Will ECT Work for Me? – Predictors of ECT Efficacy
It would be nice to know ahead of time, if a treatment would work. Unfortunately, no one cal tell the future: not for cancer treatment and not for mental illness treatment like electroconvulsive therapy (ECT) either.
[Note: I am running a survey on real patients’ experiences with, and perspectives on, electroconvulsive therapy (ECT). If you’ve had ECT and want your voice heard, please take the survey here. More detailed information on the ECT survey can be found here.]
Will Electroconvulsive Therapy Work for Me?
But very smart people try to figure out what might predict the outcome of treatments. Especially treatments like ECT, a hotly debated, and much maligned treatment. That’s the good news. And the bad news.

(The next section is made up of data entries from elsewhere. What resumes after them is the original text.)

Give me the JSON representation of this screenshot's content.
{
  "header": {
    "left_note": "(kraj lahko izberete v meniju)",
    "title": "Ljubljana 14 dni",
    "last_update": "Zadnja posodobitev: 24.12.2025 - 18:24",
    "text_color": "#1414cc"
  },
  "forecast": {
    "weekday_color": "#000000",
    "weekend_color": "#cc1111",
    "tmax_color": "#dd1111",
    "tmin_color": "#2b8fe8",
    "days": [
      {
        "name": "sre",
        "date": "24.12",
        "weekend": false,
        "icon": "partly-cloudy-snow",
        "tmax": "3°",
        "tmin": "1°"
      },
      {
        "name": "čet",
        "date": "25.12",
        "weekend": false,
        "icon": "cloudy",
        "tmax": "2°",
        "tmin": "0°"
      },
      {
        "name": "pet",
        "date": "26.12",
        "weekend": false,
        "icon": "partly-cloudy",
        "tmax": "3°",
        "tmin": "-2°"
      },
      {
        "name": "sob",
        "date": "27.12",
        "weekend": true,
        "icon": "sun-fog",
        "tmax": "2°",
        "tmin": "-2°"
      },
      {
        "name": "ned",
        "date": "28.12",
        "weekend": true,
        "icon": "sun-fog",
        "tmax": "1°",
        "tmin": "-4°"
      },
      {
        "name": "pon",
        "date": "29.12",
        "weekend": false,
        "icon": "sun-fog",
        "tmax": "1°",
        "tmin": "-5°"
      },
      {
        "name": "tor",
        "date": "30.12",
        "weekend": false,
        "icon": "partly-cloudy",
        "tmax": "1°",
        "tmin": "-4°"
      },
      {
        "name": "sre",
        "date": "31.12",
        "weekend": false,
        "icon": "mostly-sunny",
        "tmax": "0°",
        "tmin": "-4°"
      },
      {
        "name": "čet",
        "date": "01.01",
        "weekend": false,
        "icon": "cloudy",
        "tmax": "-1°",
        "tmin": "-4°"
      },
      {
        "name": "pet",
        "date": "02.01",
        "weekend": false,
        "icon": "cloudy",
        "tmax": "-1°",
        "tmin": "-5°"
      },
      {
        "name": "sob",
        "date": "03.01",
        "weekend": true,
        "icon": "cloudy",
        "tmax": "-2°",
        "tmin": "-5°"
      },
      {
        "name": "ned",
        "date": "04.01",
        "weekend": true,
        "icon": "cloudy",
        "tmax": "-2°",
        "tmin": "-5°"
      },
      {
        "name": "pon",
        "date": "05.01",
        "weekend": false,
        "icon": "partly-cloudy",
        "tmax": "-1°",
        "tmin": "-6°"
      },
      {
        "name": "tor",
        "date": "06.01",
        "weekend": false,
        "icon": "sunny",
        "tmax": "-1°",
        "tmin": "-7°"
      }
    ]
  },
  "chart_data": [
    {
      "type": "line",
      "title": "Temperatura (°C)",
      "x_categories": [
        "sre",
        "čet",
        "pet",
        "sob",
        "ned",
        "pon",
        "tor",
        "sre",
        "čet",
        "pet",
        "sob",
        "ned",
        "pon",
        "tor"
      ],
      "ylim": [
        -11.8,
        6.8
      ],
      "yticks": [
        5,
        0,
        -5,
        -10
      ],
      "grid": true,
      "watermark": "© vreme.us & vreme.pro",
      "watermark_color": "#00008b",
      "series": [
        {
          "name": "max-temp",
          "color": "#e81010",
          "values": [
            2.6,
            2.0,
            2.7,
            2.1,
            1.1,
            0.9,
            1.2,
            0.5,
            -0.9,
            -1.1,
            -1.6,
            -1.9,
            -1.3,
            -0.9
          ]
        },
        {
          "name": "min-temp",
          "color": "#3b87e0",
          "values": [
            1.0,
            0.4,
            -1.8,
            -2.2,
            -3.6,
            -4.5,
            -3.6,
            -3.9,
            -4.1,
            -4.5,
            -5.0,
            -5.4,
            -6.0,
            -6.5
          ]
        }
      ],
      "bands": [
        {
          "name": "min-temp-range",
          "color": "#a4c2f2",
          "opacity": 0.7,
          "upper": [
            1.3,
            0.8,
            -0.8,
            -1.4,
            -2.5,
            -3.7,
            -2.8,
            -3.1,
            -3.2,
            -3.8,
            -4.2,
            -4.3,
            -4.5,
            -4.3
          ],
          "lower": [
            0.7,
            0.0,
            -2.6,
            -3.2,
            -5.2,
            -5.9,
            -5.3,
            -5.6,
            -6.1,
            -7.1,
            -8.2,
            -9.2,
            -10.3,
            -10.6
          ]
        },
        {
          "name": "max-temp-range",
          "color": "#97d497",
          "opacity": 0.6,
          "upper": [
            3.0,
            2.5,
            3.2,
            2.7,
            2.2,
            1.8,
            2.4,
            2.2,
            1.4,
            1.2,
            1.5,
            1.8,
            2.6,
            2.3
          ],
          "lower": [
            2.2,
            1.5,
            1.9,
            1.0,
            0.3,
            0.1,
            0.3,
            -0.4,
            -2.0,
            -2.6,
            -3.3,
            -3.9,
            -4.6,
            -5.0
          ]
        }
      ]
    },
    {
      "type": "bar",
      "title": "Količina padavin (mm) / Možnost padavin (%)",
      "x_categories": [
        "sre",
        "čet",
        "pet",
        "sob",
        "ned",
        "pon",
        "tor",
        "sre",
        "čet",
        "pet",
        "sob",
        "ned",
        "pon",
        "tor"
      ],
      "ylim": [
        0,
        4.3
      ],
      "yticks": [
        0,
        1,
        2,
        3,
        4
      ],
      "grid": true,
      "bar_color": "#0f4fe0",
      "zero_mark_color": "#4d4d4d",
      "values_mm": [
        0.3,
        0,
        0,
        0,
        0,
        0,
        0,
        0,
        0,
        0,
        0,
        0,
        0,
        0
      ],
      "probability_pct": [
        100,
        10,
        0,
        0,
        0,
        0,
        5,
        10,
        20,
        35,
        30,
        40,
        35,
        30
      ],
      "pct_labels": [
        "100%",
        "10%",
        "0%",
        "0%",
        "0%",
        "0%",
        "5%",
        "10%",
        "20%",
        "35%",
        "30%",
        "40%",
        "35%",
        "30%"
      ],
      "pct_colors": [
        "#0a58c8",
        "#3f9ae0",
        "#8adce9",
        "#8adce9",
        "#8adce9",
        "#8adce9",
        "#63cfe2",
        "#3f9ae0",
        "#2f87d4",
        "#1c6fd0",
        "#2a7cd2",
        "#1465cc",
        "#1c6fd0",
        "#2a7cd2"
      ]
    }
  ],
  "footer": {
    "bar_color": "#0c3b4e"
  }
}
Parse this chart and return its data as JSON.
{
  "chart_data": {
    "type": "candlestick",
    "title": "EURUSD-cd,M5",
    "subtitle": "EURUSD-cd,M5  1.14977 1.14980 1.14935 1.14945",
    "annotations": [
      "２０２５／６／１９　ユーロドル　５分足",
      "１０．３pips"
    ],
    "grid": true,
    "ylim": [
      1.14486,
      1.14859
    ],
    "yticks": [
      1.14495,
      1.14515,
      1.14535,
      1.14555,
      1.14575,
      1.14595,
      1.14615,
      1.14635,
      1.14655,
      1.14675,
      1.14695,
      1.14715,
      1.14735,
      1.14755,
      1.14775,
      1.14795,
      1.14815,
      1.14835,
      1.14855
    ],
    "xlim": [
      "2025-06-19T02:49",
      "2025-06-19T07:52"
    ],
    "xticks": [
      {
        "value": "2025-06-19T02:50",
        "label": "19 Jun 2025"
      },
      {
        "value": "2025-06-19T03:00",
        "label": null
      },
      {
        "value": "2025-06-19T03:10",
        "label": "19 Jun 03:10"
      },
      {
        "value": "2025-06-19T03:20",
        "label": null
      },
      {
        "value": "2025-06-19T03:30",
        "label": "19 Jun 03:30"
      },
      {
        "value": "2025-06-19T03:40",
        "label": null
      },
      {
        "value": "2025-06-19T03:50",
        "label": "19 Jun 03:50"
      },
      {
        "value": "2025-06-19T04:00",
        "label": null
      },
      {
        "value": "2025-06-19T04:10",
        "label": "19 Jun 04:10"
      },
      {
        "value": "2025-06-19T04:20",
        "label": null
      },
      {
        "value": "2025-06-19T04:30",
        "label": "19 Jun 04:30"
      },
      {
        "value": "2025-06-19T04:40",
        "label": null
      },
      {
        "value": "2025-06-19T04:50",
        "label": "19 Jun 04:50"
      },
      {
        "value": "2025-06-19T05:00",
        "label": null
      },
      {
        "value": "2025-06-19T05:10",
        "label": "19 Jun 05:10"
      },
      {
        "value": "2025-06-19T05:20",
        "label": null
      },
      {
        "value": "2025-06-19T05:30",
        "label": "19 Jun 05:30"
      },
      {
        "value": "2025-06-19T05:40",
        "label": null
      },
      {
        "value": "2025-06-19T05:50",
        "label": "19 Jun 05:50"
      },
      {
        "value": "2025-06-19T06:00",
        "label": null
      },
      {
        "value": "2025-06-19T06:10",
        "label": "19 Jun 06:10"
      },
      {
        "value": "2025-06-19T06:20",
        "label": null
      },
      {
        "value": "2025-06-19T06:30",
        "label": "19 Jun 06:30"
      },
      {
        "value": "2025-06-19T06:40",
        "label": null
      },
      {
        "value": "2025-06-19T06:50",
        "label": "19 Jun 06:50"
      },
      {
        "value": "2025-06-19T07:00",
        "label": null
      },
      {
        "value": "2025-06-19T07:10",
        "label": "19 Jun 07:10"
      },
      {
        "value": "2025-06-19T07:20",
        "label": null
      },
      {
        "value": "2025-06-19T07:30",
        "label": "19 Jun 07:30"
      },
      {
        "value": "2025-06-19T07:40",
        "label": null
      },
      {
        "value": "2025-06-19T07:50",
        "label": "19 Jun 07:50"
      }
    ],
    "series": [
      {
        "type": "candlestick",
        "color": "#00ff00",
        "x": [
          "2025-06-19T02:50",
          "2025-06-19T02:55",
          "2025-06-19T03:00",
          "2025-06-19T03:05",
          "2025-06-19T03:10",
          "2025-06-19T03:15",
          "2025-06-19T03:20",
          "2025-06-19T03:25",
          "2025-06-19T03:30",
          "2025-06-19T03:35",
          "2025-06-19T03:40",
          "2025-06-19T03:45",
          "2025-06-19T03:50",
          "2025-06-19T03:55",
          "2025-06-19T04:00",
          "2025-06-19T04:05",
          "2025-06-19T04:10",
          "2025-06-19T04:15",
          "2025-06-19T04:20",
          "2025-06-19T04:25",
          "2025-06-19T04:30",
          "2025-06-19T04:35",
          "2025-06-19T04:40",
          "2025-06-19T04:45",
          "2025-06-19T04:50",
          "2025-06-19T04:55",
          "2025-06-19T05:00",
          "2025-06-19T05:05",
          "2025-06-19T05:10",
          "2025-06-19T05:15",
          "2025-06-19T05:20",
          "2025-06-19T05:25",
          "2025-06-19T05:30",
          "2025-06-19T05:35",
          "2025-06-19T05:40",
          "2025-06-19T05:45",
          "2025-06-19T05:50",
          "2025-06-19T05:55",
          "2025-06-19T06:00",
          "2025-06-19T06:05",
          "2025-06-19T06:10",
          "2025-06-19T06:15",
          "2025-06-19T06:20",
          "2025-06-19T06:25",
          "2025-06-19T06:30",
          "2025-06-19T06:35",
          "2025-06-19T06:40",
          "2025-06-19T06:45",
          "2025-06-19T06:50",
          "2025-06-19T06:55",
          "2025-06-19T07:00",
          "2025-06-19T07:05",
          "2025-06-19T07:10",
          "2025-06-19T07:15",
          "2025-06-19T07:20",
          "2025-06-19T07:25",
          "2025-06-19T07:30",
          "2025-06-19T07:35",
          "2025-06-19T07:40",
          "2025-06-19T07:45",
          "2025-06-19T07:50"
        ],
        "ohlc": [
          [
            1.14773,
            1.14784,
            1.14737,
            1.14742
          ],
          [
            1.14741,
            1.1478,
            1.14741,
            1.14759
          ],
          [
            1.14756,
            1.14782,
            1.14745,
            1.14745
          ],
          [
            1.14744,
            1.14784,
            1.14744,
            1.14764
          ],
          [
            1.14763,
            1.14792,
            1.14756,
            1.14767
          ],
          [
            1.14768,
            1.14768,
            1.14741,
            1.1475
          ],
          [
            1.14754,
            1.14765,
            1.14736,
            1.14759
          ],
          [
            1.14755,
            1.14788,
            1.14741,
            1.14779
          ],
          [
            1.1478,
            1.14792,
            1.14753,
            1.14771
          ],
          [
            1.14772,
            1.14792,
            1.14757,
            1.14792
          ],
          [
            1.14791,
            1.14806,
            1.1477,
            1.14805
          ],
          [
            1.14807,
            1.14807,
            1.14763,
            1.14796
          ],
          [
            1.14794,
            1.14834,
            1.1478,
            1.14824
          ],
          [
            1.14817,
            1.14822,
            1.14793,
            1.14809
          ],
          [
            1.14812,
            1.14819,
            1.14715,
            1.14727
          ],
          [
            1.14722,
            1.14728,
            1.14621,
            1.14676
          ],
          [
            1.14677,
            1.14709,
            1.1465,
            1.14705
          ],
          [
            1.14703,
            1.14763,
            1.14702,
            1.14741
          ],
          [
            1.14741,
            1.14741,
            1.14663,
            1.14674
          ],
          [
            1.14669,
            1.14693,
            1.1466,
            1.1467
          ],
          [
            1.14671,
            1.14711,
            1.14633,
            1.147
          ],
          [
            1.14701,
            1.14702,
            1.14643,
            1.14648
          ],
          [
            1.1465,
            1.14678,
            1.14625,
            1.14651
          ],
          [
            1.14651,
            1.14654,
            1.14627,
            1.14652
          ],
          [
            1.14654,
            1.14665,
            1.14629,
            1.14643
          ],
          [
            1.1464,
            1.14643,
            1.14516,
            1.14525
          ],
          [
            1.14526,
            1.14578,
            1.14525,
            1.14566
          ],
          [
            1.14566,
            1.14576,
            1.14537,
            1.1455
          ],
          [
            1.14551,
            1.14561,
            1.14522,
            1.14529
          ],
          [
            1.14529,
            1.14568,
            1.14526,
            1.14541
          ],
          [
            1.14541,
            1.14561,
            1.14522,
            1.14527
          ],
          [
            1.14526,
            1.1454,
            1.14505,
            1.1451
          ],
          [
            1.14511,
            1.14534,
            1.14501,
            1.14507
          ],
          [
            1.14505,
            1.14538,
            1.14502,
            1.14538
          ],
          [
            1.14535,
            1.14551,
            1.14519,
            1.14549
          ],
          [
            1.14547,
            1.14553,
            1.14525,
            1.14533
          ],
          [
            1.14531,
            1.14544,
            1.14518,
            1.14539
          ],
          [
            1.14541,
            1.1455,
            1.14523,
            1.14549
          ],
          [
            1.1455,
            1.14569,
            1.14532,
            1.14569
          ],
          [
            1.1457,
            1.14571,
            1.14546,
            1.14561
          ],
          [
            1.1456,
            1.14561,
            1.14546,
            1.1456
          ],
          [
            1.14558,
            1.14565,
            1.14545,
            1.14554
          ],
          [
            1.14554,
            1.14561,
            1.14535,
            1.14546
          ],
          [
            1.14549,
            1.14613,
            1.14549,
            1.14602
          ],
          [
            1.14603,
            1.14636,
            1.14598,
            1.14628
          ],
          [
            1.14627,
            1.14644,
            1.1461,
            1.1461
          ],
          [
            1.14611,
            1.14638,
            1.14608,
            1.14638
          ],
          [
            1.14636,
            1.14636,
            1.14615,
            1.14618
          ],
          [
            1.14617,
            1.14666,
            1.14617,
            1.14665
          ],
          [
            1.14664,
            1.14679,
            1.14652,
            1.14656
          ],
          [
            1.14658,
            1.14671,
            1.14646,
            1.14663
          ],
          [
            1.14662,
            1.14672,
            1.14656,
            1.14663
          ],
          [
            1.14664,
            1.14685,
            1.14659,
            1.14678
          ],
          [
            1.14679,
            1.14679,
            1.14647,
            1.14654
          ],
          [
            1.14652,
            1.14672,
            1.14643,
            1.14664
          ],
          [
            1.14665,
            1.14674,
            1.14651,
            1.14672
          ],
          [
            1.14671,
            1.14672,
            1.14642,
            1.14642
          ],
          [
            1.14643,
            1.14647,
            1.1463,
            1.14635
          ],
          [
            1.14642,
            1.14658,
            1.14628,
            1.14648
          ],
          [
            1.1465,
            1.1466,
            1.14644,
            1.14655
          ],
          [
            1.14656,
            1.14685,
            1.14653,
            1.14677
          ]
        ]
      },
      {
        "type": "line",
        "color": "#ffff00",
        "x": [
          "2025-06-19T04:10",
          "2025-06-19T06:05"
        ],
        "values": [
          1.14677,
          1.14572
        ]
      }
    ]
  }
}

In a retrospective chart review of depressive and bipolar patients in a Netherlands hospital, of those who received ECT, 65.8% met the standards for remission. The only predictor of response found was duration of index series.
The good part here is that medication failure did not predict response; so theoretically, no matter how many medications you have failed you have an equal chance of response to ECT.
The bad part is that the more times you get ECT in your initial series, the more likely you are to respond. I say this is bad because the more times you do ECT the more chances are you’re going to suffer more and worsening cognitive side effects too.
It’s something to consider when thinking about starting or stopping ECT treatment.